Мировоззрение многих писателей неустойчиво, пронизано духом абстрактного гуманизма или горького скепсиса. Они искренне возмущаются участью человека в условиях капитализма, но часто питают иллюзии, будто социальные конфликты случайны или же, напротив, извечны и неустранимы; иногда они поддаются отчаянию, не видя выхода из тупиков одиночества. Яркое и полнокровное, издевающееся над нравами и моралью господствующих классов в периоды духовного подъема этих художников, творчество их становится вялым, анемичным в пору их идейного упадка, подчинения конформистским иллюзиям. В творческом развитии талантливых писателей наступали моменты, когда они под воздействием обострявшихся общественных антагонизмов остро ощущали разлад с породившей их средой и, вырываясь из орбиты декаданса, выступали со смелыми разоблачениями тех или иных сторон буржуазного миропорядка. Эти художники рассказали об извращенной этике и морали буржуа («Престиж» Франсуа Мориака), об унизительном приспособлении искусства к переменчивой шкале «ценностей» на бирже буржуазной безвкусицы («Рождение знаменитости» Моруа), о трагическом одиночестве личности в мире чистогана (Эме, Карко) и утрате ею своего «я» («Сад в Шпейере» Мак Орлана). Как бы ни были порой мимолетны эти прозрения, правдивые свидетельства мастеров слова о «больной» цивилизации сохраняют свою непреходящую ценность.
Примечательно, что многие писатели межвоенных десятилетий на важнейших этапах своего творческого пути приближались к самым передовым идеям времени, принимали участие в деятельности прогрессивных общественных организаций.
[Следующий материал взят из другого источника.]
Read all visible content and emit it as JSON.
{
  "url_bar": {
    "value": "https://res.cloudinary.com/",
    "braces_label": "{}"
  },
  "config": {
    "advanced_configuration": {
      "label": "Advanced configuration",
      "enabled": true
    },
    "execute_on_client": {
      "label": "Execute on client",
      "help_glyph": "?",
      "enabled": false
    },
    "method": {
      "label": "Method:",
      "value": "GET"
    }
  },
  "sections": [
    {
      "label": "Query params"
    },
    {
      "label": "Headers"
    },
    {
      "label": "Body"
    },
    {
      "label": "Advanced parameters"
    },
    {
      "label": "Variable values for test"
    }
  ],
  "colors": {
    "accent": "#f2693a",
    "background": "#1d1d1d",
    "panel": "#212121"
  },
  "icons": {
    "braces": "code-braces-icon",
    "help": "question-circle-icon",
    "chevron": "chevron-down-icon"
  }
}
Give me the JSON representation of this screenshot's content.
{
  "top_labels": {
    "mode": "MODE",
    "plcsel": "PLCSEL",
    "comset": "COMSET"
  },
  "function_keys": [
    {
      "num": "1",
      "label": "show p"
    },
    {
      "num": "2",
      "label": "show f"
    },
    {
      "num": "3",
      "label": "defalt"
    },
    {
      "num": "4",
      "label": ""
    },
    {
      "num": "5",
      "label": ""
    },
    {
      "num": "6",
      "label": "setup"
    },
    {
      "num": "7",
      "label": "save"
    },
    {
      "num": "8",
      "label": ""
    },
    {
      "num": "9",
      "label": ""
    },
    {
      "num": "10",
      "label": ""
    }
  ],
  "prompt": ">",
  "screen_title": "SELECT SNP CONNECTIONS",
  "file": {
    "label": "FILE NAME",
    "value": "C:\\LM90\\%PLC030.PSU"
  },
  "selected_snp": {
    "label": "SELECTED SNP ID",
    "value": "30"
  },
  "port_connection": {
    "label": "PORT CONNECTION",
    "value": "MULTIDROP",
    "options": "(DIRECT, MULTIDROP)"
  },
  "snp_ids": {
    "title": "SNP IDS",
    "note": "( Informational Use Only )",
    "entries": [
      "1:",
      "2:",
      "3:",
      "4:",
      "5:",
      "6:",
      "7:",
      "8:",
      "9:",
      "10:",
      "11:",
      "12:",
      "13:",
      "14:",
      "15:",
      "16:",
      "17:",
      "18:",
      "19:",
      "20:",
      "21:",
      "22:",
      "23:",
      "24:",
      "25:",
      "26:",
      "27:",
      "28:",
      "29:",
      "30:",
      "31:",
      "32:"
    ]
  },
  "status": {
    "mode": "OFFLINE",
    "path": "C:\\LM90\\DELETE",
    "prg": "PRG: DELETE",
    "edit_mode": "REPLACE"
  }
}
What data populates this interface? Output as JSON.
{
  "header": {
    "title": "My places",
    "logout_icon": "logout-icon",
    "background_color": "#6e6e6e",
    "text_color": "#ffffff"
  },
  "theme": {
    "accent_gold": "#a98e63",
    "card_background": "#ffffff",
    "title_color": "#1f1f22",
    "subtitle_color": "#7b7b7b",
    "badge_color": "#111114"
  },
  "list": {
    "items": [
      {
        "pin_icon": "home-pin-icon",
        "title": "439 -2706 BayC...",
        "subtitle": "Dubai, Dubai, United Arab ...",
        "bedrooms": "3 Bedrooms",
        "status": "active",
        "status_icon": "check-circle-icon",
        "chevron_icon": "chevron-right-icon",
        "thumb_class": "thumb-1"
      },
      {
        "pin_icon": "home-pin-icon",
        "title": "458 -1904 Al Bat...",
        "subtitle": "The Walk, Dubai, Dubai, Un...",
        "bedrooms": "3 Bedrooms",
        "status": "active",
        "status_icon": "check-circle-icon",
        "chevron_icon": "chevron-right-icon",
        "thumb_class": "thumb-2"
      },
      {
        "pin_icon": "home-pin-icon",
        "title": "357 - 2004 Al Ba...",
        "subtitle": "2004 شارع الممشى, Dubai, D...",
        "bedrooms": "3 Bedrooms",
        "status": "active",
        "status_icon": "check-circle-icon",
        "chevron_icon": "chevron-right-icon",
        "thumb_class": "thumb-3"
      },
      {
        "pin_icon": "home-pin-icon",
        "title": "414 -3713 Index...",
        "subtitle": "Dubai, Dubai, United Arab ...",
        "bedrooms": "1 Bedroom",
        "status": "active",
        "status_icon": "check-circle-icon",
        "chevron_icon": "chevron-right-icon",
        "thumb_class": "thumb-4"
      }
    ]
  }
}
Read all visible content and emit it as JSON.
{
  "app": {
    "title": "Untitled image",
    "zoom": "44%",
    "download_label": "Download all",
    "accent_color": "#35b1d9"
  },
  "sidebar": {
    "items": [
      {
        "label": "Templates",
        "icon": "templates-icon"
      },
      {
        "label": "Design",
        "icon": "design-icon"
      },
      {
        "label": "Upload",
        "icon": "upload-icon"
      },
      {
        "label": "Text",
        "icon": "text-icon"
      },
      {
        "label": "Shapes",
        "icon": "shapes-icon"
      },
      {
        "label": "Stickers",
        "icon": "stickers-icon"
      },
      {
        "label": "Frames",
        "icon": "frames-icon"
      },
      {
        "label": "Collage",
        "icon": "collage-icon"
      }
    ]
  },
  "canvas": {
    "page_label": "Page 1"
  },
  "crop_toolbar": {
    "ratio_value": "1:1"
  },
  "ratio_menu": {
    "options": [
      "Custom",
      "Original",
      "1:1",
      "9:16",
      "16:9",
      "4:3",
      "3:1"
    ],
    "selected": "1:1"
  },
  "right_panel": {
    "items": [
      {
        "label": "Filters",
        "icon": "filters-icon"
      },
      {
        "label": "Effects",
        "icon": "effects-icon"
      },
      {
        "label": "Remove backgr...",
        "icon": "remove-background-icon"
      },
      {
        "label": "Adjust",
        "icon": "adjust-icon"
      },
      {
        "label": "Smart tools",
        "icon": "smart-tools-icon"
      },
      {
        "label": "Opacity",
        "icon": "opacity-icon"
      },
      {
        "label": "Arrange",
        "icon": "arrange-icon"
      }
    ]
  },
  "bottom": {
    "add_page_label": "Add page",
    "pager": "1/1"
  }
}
В 20-е годы это – движение «Кларте» и журналы «Кларте», «Эроп», еженедельник «Монд»; в 30-е годы, в эпоху Народного фронта, – Ассоциация революционных писателей и художников Франции, Ассоциация защиты мира против войны и фашизма, периодические издания «Коммюн», «Вандреди», «Регар».
В эпоху общественного противоборства, когда создавался, а потом под ударами реакции рушился Народный фронт, формировалось самое смелое по остроте социального анализа течение французской литературы: оно тоже обличало старый мир, но одновременно и находило в обществе силы, способные оказать классовое противодействие капитализму. Так развивалось творчество Эжена Даби, открывшего в рабочих людях живую душу; Андре Мальро, предостерегавшего – фашизм угрожает миру; Тристана Реми, очертившего образ человека, одержимого идеей борьбы за правое дело пролетариев; Жака Декура, предвосхитившего в «Мятеже» грядущие столкновения молодежи Франции с косной системой образования. Здесь продолжается линия зрелого протеста, идущая от социально емких новелл и повестей Анатоля Франса, Ромена Роллана, Анри Барбюса, Поля Вайяна-Кутюрье к живым свидетельствам эпохи Сопротивления.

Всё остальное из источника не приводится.